University announces exit testing plans, asks for cooperation
Observer Staff Report | Thursday, November 5, 2020
The University announced its plans for end of semester exit testing as COVID cases continue to rise in the campus community and beyond, in a Thursday email to students.
Students may schedule an appointment between Nov. 9 and 21, or will be subject to mandatory surveillance testing during an assigned two-day window.
Students are exempt from the process if they tested positive within the last three months, are in quarantine or isolation when they receive a surveillance testing notification, are tested as a student athlete or have approval for remote study, the email said.
Forty-four new cases of COVID-19 were reported today, and 36 positive tests were reported yesterday. The seven-day moving average is 22.6 cases, and there are an estimated 189 active cases.
University President Fr. John Jenkins addressed the rise of cases across the community in a video message.
“The most effective steps, however, will come not from us in the administration, but from you and every individual in our campus community,“ he said.
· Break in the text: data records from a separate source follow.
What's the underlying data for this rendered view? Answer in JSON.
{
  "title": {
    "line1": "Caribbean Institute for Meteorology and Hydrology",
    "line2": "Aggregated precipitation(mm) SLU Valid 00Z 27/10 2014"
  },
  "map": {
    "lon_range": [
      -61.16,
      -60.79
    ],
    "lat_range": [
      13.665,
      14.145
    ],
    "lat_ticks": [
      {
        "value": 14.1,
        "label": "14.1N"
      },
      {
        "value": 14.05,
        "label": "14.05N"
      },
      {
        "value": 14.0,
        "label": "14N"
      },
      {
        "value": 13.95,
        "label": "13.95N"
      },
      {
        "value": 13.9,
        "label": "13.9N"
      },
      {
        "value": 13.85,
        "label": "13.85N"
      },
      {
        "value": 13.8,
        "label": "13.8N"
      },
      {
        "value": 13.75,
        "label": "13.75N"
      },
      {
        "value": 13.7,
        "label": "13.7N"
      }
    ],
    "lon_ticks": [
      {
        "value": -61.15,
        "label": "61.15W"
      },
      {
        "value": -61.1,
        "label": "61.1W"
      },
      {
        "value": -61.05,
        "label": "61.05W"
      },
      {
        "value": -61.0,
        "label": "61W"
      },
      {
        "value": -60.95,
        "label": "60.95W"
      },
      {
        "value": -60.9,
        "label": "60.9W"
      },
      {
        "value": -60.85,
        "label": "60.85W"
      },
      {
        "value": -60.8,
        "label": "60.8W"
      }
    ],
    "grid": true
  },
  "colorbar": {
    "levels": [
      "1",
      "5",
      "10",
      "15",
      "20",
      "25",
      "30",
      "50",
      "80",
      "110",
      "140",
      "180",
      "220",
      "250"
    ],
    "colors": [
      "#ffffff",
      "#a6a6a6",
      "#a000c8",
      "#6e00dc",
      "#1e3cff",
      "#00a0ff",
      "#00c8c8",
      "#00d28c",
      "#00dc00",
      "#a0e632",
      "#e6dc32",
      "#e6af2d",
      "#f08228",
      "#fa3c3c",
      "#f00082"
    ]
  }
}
Effective Friday, indoor dining will be discontinued at North and South Dining Halls. Indoor dining at LaFortune Student Center, Duncan Student Center and other campus buildings is still prohibited. University leaders cited contact tracing efforts in the making of this decision.
“Contact tracing continues to reveal that dining is one of the highest risk activities for transmission, especially when meals are shared indoors,” the email said.
Vice president of student affairs Erin Hoffmann Harding and vice president for campus safety and University operations Mike Seamon, who signed off the email, also urged students to avoid dining and drinking indoors at restaurants and bars.
In light of the upcoming football game against Clemson, Hoffmann Harding and Seamon urged students to adhere to the University’s informal gathering policy of 10 people or less outdoors.
“Failing to adhere to these health precautions — even for a short time and in a seemingly safe environment — can spread the virus,” Jenkins said. “We have come so far [this semester] but we must not let our guard down.”